Electrostatically self-assembled three-dimensional conductive network for highly sensitive and reliable skin-like strain sensor

In recent years, flexible strain sensors have garnered significant attention in industrial manufacturing and daily life. Sensitivity and reliability are two crucial characteristics of flexible strain sensors in practical applications, and they depend on the development of the sensor's internal conductive network. However, the aggregation phenomenon of conductive fillers in the elastic matrix has a serious impact on the construction of a developed conductive network. In this work, we have designed electropositive amino-functionalized carbon nanotubes (CNTs-p) based on the electrostatic self-assembly of electronegative MXene in the aqueous phase.

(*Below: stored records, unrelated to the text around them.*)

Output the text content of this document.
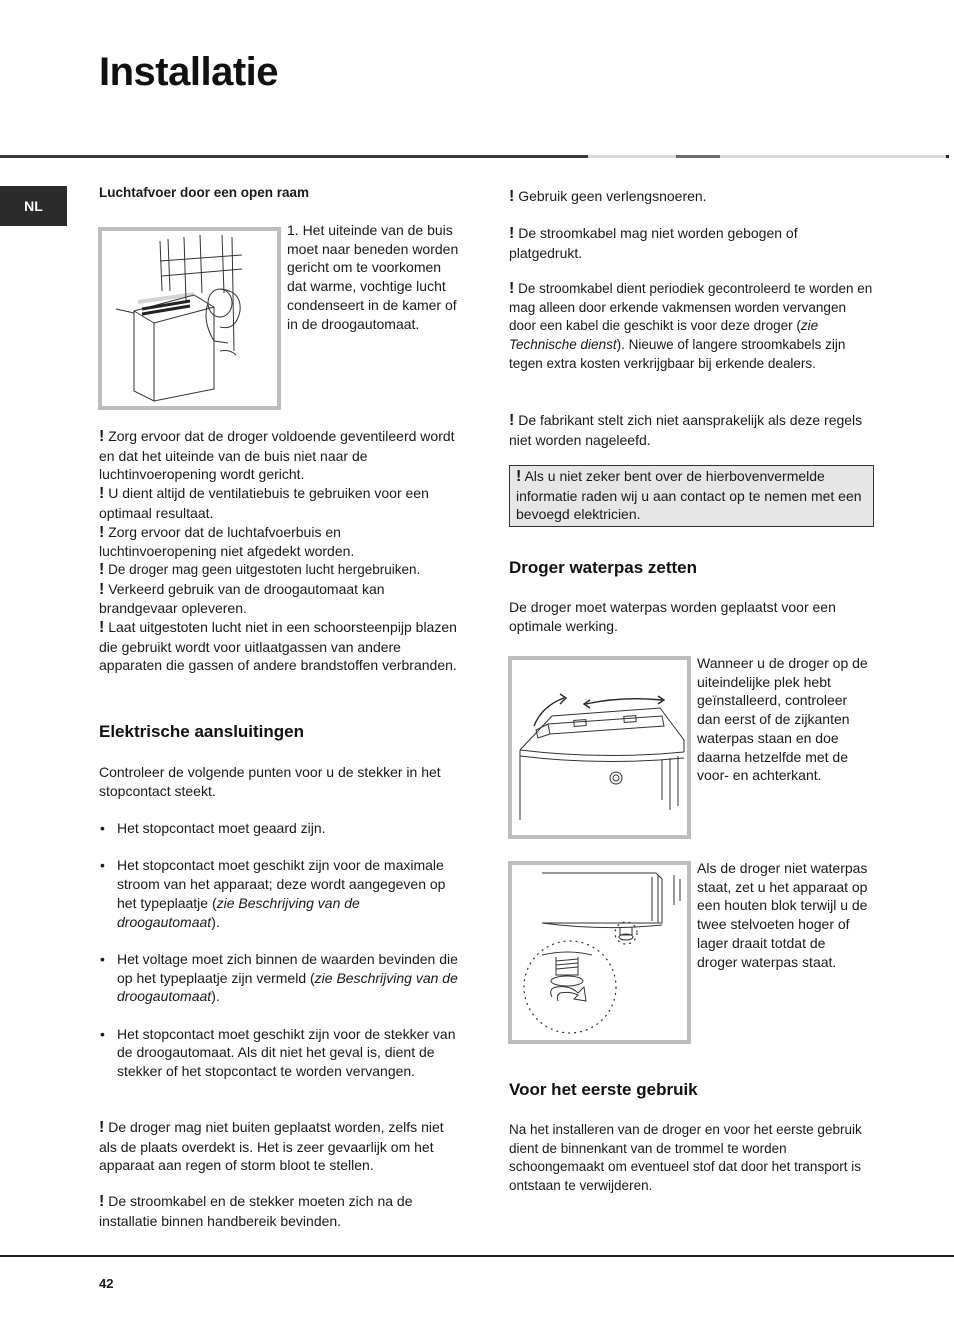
Installatie
NL
Luchtafvoer door een open raam
1. Het uiteinde van de buis moet naar beneden worden gericht om te voorkomen dat warme, vochtige lucht condenseert in de kamer of in de droogautomaat.
! Zorg ervoor dat de droger voldoende geventileerd wordt en dat het uiteinde van de buis niet naar de luchtinvoeropening wordt gericht.
! U dient altijd de ventilatiebuis te gebruiken voor een optimaal resultaat.
! Zorg ervoor dat de luchtafvoerbuis en luchtinvoeropening niet afgedekt worden.
! De droger mag geen uitgestoten lucht hergebruiken.
! Verkeerd gebruik van de droogautomaat kan brandgevaar opleveren.
! Laat uitgestoten lucht niet in een schoorsteenpijp blazen die gebruikt wordt voor uitlaatgassen van andere apparaten die gassen of andere brandstoffen verbranden.
Elektrische aansluitingen
Controleer de volgende punten voor u de stekker in het stopcontact steekt.
• Het stopcontact moet geaard zijn.
• Het stopcontact moet geschikt zijn voor de maximale stroom van het apparaat; deze wordt aangegeven op het typeplaatje (zie Beschrijving van de droogautomaat).
• Het voltage moet zich binnen de waarden bevinden die op het typeplaatje zijn vermeld (zie Beschrijving van de droogautomaat).
• Het stopcontact moet geschikt zijn voor de stekker van de droogautomaat. Als dit niet het geval is, dient de stekker of het stopcontact te worden vervangen.
! De droger mag niet buiten geplaatst worden, zelfs niet als de plaats overdekt is. Het is zeer gevaarlijk om het apparaat aan regen of storm bloot te stellen.
! De stroomkabel en de stekker moeten zich na de installatie binnen handbereik bevinden.
! Gebruik geen verlengsnoeren.
! De stroomkabel mag niet worden gebogen of platgedrukt.
! De stroomkabel dient periodiek gecontroleerd te worden en mag alleen door erkende vakmensen worden vervangen door een kabel die geschikt is voor deze droger (zie Technische dienst). Nieuwe of langere stroomkabels zijn tegen extra kosten verkrijgbaar bij erkende dealers.
! De fabrikant stelt zich niet aansprakelijk als deze regels niet worden nageleefd.
! Als u niet zeker bent over de hierbovenvermelde informatie raden wij u aan contact op te nemen met een bevoegd elektricien.
Droger waterpas zetten
De droger moet waterpas worden geplaatst voor een optimale werking.
Wanneer u de droger op de uiteindelijke plek hebt geïnstalleerd, controleer dan eerst of de zijkanten waterpas staan en doe daarna hetzelfde met de voor- en achterkant.
Als de droger niet waterpas staat, zet u het apparaat op een houten blok terwijl u de twee stelvoeten hoger of lager draait totdat de droger waterpas staat.
Voor het eerste gebruik
Na het installeren van de droger en voor het eerste gebruik dient de binnenkant van de trommel te worden schoongemaakt om eventueel stof dat door het transport is ontstaan te verwijderen.
42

Compared to the use of surfactants, the electrical modulation of carbon nanotubes through chemical bonding modification is more robust and the electrostatic self-assembly with MXene is more stable. CNTs-p and MXene were self-assembled by electrostatic attraction in butyl latex and uniformly dispersed in the latex. Following demulsification, the polymer composite film (MXene&CNTs-p/IIR) with a three-dimensional conductive network was obtained. The skin-like strain sensor, which utilizes the conductive composite film, demonstrates high sensitivity (gauge factor (GF) = 35137 that is among the highest values for the reported strain sensor), remarkable reliability (The signal monitoring capability remains after 15000 cycles), and excellent responsiveness (62 ms). Additionally, the skin-like strain sensor boasts a wide detection range (0–431%) and unprecedented stability, enabling strain sensing functionality in a wide temperature range of -10—100 °C, as well as strong acid (pH = 1) and strong alkali (pH = 11) environment. The preparation of MXene&CNTs-p/IIR provides a safe, environmentally friendly and effective method for improving the sensitivity and reliability of flexible sensors in wearable intelligent electronics and health detection.